El espacio como tablet. Y la muerte del móvil a la vuelta de la esquina, sustituido, probablemente, por unas gafas o unas lentes de contacto y la voz. Y, una vez desaparecido el aparato formalmente -el smartphone- nos quedaríamos con el sueño de Hawking hecho realidad: la mente dirigiendo el teclado virtual sin necesidad de mover un dedo. Estas fantasmagorías vienen caminando a pasos agigantados. Hablan de cinco o, a lo sumo, diez años para que desaparezca el teléfono móvil, que nos parecía un fetiche duradero -el invento del siglo XXI-, y ya nos anuncian un nuevo salto en el vacío, con la llegada de un mundo espectral de hologramas tomando café y conversando en lugares remotos sin moverte de tu casa o de tu oficina. Veremos en qué queda todo esto. Pero antes tenemos que decidir qué hacer con nuestro día a día, mientras todo está patas arriba -como decíamos- y, de pronto, es como si todos los calderos estuvieran al fuego. Desde que no vivimos en un mundo como Dios manda, sino en un pandemónium donde mandan las sombras -nunca tan cierta la idea de que todo parece estar a punto de estallar-, estos seres chiquititos y enormes que somos
-insignificantes por separado, pero ingentes y veloces en nuestra particular nave de internet recorriendo los ciberespacios a golpe de tuit como el hombre más poderoso ya se encarga de demostrar agazapado en las estancias de su casa blanca-, nos desayunamos cada día con la certeza de que no sabemos nada, a dónde vamos, que nos pasa y qué va a ser de nosotros y nuestras familias.

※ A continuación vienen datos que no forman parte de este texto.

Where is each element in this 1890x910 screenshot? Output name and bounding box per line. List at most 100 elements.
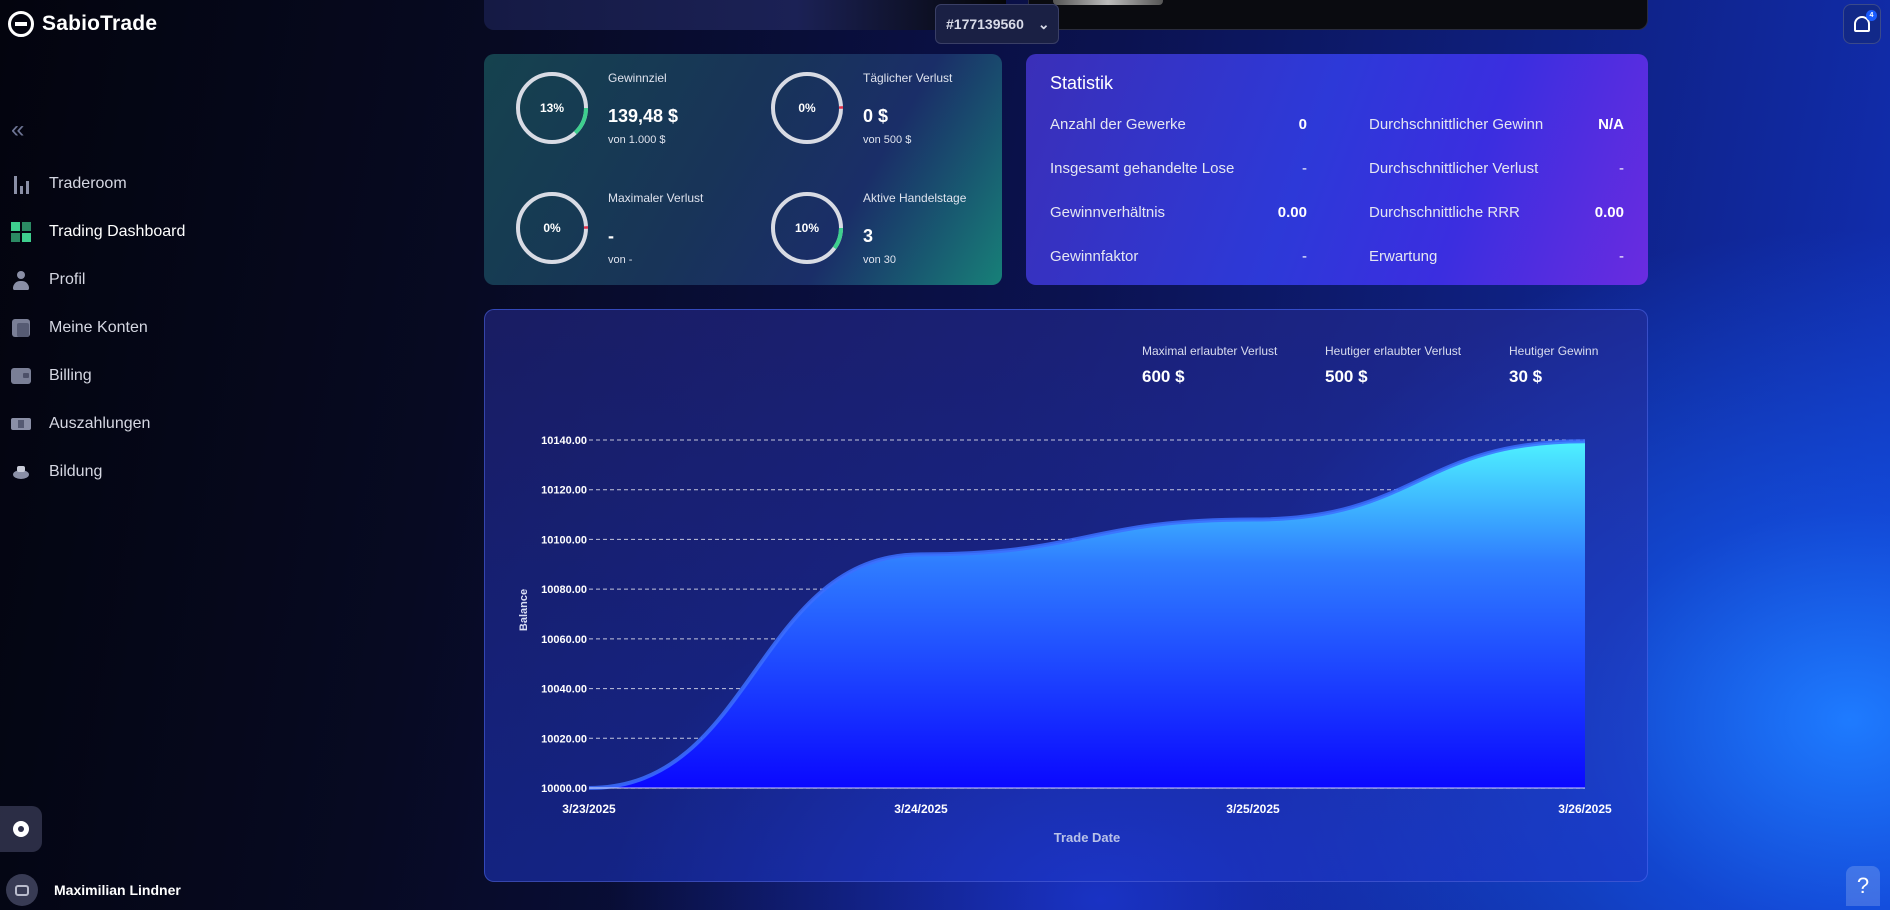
stat-label: Anzahl der Gewerke [1050, 116, 1186, 133]
app-name: SabioTrade [42, 12, 158, 35]
kpi-sub: von - [608, 254, 633, 266]
kpi-value: - [608, 226, 614, 246]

¿Ha estado la sociedad alguna vez tan desamparada y desprovista? Los que tenemos hijos saludamos el progreso y le tememos. Entre las reflexiones que Zuckerberg deslizó en Harvard esta semana sobre el hombre moderno, se preguntó qué falla en el modelo de sociedad que nos hemos dado para que alguien como él se haga multimillonario en diez años y a otros jóvenes con talento nadie les abra la puerta. Que debemos repensar la democracia y los métodos de igualdad de oportunidades es un hecho incuestionable; que esa democracia será cada vez más participativa y fértil, toda vez que la tecnología nos hará más autogobernables, resulta cada vez más cierto y deseable. Pero me pregunto si las comunidades que el rey de Facebook trata de fomentar para que la sociedad avance harán de un paisito insular un lugar más abierto y amable.

Nuestro mal endémico es la soledad que nos demoniza, porque no hemos acertado a gestionarla con espíritu solidario: estamos lejos y mal avenidos. Si el formato de sociedad que viene hace posible que un canario -mi hijo- se sienta en verdad ciudadano del mundo y no tenga que rendirle cuentas al tiranozuelo de turno que se adueñe de su tribu, sino que transite y viaje riéndose del mediocre gobernante ocasional, pues su destino y razón de ser está en su mente creativa y en el espacio que recorre con la técnica que le asiste, es posible que las generaciones venideras serán más felices y libres.